Now as a result of this image, Fairey is a nationally known figure now and is the lone creator of a cascading overwhelming amount of memorabilia from pins, figurines, matchbooks, paintings, clothing, etc. This should not make an artist feel compelled to work in a more politically supportive agenda. This is merely one artist’s take to current events. I work for an artist that is not in the least bit political or in any way related to real physical images. This does not make her work any less valid. Whether they are working in the abstract, the social, the historical, the political, the personal, they all gain equal status as a valid form of art. But perhaps I am projecting?

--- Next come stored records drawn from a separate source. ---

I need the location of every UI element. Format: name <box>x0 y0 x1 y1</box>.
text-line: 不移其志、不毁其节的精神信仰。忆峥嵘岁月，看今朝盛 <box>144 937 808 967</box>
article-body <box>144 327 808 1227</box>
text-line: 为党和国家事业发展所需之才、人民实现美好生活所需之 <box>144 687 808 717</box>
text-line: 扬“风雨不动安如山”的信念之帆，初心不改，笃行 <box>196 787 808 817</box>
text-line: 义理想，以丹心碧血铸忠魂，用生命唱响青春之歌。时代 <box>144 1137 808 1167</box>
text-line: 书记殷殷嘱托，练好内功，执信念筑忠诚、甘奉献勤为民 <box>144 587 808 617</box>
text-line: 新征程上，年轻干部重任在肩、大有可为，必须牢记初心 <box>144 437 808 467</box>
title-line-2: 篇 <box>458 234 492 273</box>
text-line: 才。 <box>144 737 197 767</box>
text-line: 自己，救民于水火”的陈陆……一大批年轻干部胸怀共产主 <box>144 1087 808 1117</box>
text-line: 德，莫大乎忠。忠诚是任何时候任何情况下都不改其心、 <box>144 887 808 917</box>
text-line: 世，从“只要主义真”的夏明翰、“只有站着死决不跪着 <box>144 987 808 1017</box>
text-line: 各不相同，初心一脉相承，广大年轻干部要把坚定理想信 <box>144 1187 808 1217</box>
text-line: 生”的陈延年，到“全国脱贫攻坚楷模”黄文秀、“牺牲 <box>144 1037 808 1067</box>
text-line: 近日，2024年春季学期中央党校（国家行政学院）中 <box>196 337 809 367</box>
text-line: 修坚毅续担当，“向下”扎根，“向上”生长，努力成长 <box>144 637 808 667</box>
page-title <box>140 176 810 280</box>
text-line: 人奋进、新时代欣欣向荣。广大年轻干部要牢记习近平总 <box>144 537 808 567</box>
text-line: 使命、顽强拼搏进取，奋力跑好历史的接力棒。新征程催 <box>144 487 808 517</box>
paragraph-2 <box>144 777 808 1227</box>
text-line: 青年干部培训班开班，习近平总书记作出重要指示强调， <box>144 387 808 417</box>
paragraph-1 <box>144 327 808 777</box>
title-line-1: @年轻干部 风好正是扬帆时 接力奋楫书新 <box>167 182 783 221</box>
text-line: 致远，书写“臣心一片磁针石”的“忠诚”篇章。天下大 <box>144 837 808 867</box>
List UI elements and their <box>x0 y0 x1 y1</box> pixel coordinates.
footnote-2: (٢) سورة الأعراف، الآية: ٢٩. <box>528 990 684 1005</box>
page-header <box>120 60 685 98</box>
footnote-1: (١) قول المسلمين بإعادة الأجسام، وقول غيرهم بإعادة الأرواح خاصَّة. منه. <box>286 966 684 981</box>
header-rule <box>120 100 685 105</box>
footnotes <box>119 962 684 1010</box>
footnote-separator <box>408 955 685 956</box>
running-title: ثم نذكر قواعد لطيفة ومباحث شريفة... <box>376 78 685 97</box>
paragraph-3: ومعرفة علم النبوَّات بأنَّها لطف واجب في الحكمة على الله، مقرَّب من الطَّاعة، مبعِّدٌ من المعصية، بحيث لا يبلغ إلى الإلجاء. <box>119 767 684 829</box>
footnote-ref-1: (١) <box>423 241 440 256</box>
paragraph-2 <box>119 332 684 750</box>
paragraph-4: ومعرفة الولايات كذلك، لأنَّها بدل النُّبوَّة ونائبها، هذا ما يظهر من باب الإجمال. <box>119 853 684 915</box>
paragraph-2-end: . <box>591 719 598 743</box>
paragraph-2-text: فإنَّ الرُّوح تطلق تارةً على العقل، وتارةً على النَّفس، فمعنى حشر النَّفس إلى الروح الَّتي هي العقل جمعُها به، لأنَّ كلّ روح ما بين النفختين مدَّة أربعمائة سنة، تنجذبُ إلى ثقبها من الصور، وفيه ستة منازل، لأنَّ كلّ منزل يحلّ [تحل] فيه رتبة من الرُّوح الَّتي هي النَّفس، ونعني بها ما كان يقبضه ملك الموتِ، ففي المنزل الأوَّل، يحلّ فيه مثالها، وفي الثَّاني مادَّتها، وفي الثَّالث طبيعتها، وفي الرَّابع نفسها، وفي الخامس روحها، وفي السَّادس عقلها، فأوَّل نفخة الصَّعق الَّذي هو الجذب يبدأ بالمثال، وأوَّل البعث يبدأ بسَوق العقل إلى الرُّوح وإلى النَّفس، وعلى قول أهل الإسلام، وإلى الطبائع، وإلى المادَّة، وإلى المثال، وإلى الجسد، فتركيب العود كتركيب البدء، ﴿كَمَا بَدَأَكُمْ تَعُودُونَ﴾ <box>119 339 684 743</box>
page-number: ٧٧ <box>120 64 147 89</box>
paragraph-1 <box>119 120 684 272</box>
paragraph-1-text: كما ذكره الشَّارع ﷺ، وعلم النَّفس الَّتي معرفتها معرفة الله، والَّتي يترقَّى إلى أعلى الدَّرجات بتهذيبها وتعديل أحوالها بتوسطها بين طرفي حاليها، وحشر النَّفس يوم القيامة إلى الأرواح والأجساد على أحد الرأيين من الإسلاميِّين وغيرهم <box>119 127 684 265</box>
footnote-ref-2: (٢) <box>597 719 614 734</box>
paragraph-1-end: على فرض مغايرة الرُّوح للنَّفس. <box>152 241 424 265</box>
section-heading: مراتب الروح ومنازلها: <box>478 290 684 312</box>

As for blogs, blogs will be valid even if self-referential if it opens new portals and differing opinions to a reader. I think it a smart idea for art bloggers to come together and extend their knowledge and services and work as a multi-person force to bring snarky, opinionated and witty criticism about art in a way that would be unique and outside of norm. There are so many good art blogs out there that bring the viewing experience to a wider audience turning a local venue into an international scene and offering a voice that is personal, faulty and opinionated. I will admit the Friday NYT art reviews written by Holland Cotter and Roberta Smith are often very surface level and rarely leaves me wondering and questioning the depth and significance of a show. Art blogs come in all shapes and sizes, from a gallery business perspective as in Winkleman‘s blog that also functions as an instructive guide to artists looking to launch their professional career, to the informatively opinionated reviews by Art Fag City, to the personal fascination often encountered by Heart as Arena, to the formal more theoretical as in Art 21, to the institutional gossip that floats around Modern Art Notes and Culture Grrl. I can’t fathom what my understanding and knowledge of art would be without these blogs. The limitlessness in the variety of perspectives that is offered to me via the blogs is incomparable and unsurpassable to accepted forms of magazines and textbooks. I wonder how my blog will manifest and influence art viewers…

I don’t think anything I just wrote about was mentioned during the summit, but this is what I got from it.



Filed under Art

3 responses to “Art Bloggers Summit

  1. Tyler Green

    I don’t mean to be overly-sensitive, but I swear to heavens above that I don’t do gossip. I write about institutions, but I don’t do gossip. If it’s in MAN, it’s real.

    Also, I do reviews like crazy too. For some reason they seem to get lost in the institutional stuff, but who else did, say, eight posts and a couple thousand words on the first American Franz West retro? Or on Cottage Industry at the Baltimore Contemporary?

  2. Joann

    I meant absolutely NO harm when I say institutional gossip. MAN and Culture Grrl provides pivotal information regarding members and trends inside and out of art institutions in a sometimes controversial manner and opens an array of dialogue that is provoking and informative. I meant gossip in the least offensive way, to emphasize you were insiders and knew info before the rest of us. It was not meant to offend.

  3. Tyler Green

    None taken, thanks. I just want people to know that when they read something on MAN that they should believe it! It be factual!